The Mesolithic in Wales
The warming of the climate that heralded the end of the last Ice Age approximately 12,000
years ago caused the steady melting of the ice sheets, the raising of sea levels and the subsequent gradual
inundation of vast areas of low lying land causing the isolation of Britain from the rest of Europe. The warmer
climate and ensuing changes in vegetation during this period allowed the Mesolithic hunter-gatherers to exploit
both land and marine resources, with settlement perhaps focused in coastal areas and river valleys. Nevertheless,
there is some evidence of the utilisation of the uplands in the early Mesolithic as at Waun Fignen Felin in
the Brecon Beacons. The distribution map of known Mesolithic sites in Wales shows a concentration of sites in
coastal locations particularly along the north and south coasts, indicating that the Welsh shoreline area offered
an abundant source of food and other materials. These coastal sites include the earliest dated Mesolithic site
in Wales, The Nab Head at St Brides Bay, at around 10,500 years ago.
As time progressed rising sea levels caused the hunter-gatherer people
to move into and adapt to new environments. In the later Mesolithic there is evidence of
the increasing exploitation of upland areas, as seen at the apparent seasonal hunting sites
around Llyn Brenig, Denbighshire. It has long been thought that, as in the Palaeolithic
period, the transient nature of Mesolithic life is the reason so few settlement sites are
located across Wales or in fact the British Isles; certainly there are no examples of houses
known in Wales. Excavations have, however, identified ‘task sites’ such as those
for the processing of food or for making tools, like The Nab Head at St Brides Bay in Pembrokeshire.

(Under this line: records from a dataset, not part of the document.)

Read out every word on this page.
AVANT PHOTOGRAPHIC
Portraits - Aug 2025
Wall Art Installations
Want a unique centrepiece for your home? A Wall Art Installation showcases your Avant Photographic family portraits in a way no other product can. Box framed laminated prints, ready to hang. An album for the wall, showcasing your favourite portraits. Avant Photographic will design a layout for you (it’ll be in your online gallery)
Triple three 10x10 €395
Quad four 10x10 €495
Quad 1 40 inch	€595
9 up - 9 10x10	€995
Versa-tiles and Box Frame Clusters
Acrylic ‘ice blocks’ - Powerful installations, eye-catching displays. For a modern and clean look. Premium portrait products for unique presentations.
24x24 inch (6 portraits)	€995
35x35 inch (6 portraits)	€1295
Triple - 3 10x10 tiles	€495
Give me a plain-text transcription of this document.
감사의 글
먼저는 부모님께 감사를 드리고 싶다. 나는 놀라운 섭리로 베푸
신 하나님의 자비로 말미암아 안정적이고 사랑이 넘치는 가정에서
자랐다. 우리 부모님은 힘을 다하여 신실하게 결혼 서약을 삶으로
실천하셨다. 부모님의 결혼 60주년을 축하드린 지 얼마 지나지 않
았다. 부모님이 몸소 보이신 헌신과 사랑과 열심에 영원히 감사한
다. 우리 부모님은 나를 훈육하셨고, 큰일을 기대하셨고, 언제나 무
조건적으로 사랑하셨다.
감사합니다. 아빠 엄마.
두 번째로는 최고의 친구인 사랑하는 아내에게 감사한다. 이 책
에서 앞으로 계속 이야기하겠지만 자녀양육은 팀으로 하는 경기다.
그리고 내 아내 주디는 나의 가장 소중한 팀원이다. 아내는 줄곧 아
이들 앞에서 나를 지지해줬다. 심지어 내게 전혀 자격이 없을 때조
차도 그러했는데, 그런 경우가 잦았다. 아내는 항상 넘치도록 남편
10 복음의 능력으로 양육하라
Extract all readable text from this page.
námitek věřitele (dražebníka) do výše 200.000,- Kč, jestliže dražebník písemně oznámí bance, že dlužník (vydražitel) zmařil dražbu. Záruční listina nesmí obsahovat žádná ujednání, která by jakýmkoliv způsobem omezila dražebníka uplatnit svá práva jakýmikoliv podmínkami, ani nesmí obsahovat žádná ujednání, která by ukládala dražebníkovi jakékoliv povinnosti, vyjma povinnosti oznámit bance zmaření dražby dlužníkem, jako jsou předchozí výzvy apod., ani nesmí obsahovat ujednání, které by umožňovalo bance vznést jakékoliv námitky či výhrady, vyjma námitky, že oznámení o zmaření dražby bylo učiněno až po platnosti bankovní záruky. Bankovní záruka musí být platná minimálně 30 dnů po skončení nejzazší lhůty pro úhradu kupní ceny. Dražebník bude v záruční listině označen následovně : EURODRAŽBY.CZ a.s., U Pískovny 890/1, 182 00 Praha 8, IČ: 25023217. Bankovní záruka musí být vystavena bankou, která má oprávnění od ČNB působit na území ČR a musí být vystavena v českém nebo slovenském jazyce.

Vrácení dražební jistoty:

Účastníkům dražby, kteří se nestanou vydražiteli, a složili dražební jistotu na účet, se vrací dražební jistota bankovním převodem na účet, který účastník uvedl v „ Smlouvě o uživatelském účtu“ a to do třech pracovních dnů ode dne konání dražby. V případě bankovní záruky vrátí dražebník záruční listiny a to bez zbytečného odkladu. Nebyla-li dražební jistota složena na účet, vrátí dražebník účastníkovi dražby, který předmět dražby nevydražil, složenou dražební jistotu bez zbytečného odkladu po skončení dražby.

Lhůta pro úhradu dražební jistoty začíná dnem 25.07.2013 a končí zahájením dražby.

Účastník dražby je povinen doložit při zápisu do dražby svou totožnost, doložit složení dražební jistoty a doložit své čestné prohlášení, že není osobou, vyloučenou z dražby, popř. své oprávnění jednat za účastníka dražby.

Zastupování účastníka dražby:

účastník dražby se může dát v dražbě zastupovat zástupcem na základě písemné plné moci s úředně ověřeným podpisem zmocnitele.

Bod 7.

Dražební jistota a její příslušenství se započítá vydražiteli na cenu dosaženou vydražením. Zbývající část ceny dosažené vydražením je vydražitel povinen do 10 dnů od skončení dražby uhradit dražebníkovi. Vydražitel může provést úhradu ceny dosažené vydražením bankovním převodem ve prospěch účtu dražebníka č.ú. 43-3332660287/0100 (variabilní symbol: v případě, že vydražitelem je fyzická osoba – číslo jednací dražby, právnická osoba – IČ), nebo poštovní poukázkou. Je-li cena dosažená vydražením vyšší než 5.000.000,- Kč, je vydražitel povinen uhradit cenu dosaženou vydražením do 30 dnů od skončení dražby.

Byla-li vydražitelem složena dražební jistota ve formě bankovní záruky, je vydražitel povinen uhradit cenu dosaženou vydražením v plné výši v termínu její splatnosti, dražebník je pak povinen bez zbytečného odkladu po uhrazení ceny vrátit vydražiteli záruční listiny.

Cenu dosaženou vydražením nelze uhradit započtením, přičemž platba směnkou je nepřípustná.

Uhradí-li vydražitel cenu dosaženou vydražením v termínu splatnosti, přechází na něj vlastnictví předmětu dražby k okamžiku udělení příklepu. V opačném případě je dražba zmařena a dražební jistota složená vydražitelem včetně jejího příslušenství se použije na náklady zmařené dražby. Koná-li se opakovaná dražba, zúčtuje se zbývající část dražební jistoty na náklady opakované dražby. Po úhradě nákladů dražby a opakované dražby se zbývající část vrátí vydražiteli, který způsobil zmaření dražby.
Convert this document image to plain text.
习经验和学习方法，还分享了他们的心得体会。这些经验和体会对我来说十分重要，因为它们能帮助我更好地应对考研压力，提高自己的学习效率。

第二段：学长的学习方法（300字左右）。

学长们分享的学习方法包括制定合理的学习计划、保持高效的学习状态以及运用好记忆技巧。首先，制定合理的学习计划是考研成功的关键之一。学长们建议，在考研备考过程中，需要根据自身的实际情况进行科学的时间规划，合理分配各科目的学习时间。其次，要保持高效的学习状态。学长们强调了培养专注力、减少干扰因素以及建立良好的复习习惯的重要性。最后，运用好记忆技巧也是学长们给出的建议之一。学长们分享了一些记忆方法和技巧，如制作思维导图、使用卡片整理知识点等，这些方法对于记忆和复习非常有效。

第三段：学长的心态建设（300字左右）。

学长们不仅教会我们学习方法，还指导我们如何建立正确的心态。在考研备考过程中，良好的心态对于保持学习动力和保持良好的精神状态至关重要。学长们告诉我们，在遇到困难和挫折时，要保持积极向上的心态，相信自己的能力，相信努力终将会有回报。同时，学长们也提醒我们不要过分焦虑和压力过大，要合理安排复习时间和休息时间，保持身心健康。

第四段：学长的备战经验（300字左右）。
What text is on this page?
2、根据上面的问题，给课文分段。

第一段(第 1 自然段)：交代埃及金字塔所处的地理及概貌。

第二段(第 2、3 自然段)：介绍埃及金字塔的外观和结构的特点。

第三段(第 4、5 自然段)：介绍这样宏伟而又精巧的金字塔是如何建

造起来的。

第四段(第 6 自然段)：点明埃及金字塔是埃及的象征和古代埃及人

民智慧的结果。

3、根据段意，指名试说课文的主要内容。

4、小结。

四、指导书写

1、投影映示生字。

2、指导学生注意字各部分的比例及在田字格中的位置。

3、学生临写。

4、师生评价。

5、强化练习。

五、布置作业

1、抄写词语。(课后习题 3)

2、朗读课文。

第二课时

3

In contrast, fieldwork elsewhere in Britain has identified Mesolithic settlements at Howick,
Northumberland, and more recently in 2010 at Star Carr, North Yorkshire, where perhaps the
oldest known Mesolithic house in the British Isles, built approximately 11,000 years ago,
has been recorded. The house was 3.5 metres wide and was held up by a circle of wooden posts.
The house was occupied over a long period of time, possibly for as much as 500 years. The
site has yielded far more possessions than one would think normal for bands of hunter-gatherers
on the move. These include a boat paddle, beads, arrowheads and antler headdresses, suggesting
rituals developed alongside domestic life.